Copaxone (glatiramer acetate) is a disease-modifying therapy marketed by Teva Pharmaceuticals and approved by the U.S. Food and Drug Administration (FDA) for the treatment of relapsing-remitting multiple sclerosis (RRMS). The medicine has been shown to reduce the number of relapses in multiple sclerosis (MS) patients. 

How Copaxone works

MS is a progressive neurodegenerative disorder in which the immune system mistakenly targets the myelin protein. Myelin is the main component of the protective sheath that insulates nerve fibers. This triggers inflammation and causes damage to the brain and spinal cord, leading to a wide range of symptoms.

Copaxone is a small synthetic protein, made to mimic a fragment of myelin. It consists of four amino acids, the building blocks of proteins, that are found in myelin.
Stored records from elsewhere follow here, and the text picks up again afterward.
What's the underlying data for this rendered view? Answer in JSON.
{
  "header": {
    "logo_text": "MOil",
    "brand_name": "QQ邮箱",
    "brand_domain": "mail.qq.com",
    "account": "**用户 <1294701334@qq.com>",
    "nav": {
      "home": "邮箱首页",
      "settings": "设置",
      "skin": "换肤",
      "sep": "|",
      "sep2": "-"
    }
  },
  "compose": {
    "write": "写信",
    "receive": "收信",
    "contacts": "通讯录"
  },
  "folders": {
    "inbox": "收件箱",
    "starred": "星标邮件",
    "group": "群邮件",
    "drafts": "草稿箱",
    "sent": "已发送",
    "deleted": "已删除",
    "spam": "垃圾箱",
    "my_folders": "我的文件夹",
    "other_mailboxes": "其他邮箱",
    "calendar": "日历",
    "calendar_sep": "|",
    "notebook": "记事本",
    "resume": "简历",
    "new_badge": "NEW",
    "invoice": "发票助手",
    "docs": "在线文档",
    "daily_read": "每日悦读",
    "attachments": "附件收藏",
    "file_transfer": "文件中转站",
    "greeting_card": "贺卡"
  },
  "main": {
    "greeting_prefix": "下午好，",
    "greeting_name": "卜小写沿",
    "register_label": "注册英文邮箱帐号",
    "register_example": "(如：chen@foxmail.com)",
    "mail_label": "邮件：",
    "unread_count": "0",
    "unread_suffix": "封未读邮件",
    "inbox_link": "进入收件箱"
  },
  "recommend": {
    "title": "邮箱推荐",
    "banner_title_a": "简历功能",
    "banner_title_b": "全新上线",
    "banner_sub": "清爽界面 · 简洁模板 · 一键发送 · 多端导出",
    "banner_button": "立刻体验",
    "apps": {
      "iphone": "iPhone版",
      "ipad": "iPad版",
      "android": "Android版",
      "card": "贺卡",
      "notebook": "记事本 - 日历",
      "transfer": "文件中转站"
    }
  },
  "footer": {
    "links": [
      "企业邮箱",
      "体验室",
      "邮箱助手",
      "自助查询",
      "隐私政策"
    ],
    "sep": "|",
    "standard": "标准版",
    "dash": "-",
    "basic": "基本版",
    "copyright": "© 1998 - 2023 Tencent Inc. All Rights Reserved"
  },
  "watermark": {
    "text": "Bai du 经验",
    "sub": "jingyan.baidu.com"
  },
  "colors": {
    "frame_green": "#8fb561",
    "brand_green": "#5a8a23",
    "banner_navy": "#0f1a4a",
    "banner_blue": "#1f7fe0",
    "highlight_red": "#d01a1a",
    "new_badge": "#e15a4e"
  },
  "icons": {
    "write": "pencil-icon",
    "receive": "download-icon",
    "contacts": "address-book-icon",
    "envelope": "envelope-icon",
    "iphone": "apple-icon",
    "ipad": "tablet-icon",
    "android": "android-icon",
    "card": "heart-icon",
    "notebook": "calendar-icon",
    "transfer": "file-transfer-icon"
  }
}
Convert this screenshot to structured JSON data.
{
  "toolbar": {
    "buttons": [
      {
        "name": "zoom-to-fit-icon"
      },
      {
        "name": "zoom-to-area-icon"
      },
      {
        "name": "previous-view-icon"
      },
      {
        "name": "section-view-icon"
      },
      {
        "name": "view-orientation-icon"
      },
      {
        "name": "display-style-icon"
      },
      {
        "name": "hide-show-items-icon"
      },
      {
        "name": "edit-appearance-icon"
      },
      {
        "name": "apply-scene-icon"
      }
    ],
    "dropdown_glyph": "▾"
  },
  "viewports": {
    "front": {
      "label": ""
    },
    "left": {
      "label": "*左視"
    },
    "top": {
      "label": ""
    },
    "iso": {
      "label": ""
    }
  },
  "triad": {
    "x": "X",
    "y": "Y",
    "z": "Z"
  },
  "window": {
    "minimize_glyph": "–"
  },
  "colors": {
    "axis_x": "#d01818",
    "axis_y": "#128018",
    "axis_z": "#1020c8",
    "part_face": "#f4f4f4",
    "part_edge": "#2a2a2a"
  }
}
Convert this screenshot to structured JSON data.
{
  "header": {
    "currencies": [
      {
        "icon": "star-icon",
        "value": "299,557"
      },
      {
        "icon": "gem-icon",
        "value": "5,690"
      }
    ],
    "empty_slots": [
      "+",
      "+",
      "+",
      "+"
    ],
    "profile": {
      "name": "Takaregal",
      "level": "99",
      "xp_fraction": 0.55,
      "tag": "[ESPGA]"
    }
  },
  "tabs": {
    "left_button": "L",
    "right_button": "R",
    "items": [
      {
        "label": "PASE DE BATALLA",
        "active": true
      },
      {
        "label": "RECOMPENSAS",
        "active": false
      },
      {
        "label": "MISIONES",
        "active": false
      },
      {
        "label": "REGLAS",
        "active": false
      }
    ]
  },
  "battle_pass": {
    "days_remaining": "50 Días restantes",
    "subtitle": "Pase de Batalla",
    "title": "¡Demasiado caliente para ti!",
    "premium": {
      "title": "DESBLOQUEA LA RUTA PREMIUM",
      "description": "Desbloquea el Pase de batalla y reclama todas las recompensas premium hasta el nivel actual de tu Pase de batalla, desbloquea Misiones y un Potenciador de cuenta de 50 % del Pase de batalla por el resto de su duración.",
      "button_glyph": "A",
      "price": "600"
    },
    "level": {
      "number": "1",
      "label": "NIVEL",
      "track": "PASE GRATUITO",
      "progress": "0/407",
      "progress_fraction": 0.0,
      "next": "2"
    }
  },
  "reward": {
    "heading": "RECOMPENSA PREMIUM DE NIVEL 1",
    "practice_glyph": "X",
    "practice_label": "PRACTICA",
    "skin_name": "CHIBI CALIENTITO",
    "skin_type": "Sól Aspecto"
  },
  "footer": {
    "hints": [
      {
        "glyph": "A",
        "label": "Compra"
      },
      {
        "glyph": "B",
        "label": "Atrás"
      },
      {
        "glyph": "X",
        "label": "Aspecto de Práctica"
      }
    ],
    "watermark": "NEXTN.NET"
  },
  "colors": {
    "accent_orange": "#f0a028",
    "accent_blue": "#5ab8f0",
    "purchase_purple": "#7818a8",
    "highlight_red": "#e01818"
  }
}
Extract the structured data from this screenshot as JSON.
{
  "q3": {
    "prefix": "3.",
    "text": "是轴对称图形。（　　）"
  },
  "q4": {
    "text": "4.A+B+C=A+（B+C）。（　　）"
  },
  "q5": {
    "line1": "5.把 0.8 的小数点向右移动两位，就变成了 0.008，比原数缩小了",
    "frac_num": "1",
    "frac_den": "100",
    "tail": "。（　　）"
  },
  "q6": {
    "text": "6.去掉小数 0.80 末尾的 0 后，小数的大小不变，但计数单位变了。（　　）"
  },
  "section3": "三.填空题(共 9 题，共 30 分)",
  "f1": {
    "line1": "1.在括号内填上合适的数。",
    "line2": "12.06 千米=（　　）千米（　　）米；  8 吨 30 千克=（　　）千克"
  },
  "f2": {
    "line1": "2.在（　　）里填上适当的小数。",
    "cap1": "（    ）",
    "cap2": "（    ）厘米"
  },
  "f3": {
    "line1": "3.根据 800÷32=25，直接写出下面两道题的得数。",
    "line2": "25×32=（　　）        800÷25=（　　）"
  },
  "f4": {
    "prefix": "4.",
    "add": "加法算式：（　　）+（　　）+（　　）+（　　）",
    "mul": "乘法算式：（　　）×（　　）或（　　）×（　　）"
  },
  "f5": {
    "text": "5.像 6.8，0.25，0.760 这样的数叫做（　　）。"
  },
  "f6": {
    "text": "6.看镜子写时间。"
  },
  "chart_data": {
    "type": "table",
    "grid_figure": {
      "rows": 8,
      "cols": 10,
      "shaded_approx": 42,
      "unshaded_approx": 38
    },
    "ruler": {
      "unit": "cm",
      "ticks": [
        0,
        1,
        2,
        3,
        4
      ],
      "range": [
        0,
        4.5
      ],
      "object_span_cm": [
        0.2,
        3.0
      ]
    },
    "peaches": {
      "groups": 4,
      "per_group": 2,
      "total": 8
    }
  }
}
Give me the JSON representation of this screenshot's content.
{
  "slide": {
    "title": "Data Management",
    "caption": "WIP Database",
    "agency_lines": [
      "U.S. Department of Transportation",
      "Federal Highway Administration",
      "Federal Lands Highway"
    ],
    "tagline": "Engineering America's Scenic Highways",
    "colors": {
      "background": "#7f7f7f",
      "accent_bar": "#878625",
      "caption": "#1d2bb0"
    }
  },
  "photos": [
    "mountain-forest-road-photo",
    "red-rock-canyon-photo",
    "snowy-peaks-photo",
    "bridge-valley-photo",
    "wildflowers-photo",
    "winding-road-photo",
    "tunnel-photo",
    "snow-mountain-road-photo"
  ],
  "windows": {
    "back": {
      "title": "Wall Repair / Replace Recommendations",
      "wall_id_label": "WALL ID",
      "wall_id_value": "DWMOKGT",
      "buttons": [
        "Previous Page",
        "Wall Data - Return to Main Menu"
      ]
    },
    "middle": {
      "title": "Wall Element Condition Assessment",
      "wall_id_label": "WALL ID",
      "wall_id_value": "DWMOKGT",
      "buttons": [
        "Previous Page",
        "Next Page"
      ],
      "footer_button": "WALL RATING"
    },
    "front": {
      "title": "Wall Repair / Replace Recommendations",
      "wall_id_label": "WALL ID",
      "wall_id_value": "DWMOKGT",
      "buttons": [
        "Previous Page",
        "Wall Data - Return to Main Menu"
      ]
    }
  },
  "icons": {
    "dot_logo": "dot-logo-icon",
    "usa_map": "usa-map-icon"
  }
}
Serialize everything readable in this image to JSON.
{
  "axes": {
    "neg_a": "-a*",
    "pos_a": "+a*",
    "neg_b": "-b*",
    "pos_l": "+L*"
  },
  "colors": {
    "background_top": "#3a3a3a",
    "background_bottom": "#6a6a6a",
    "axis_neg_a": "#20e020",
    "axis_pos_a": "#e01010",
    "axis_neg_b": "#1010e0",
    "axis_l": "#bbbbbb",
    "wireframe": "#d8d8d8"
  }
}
The exact mechanism of how Copaxone reduces the frequency of relapses in RRMS is not known, but it is thought that the medicine modifies the immune response against myelin. For example, Copaxone may act to increase the immune system’s tolerance to myelin through repeated exposure, in a similar way to a vaccine.

Another mechanism could be that Copaxone may alter which immune cells are active; it may be able to induce a type of immune cells called suppressor T-cells that secrete anti-inflammatory proteins and prevent damage. Copaxone may also act to prevent the activation of T-cells that target and attack myelin.

While Copaxone can reduce the rate of relapses and slow the progression of MS, it cannot reverse or cure the disease.

Copaxone in clinical trials

Copaxone has been studied in several clinical trials.

The key clinical trial that led to Copaxone’s approval for marketing was a study called the Copolymer 1 Multiple Sclerosis Study, carried out in the 1990s. The randomized, double-blind, placebo-controlled Phase 3 trial enrolled 251 patients with RRMS who received either Copaxone or a placebo daily for two years.

The initial results, published in the journal Neurology, demonstrated that patients receiving Copaxone had a 29 percent reduction in their relapse rate compared to those who received placebo. Patients also were assessed in terms of their change on the expanded disability status scale, after two years of treatment compared to the start of the trial. On average, patients taking Copaxone had an improved score after two years, while the score of patients in the placebo group had worsened. The treatment was well-tolerated, with the most common side effect being a reaction at the injection site.

Following the end of the trial, patients were given the chance to continue treatment in an optional extension study. The results of this extension study showed that after one to 11 months of follow-up treatment, the benefits of Copaxone were maintained, and no long-term complications were observed.

A total of 208 patients of the original 251 opted to participate in this open-label extension study in which all of them received Copaxone. A final report of the trial and the extension, which spanned a total of about six years, was published in the journal Multiple Sclerosis. Copaxone continued to provide a sustained reduction in relapse rate and slowed worsening disability.

More recently, the effectiveness of Copaxone given at a higher dose, three times weekly instead of daily, was assessed in a randomized placebo-controlled Phase 3 trial (NCT01067521) called GALA. A total of 1,404 participants with RRMS were recruited worldwide to receive Copaxone or a placebo for one year. This also was followed by an open label extension study.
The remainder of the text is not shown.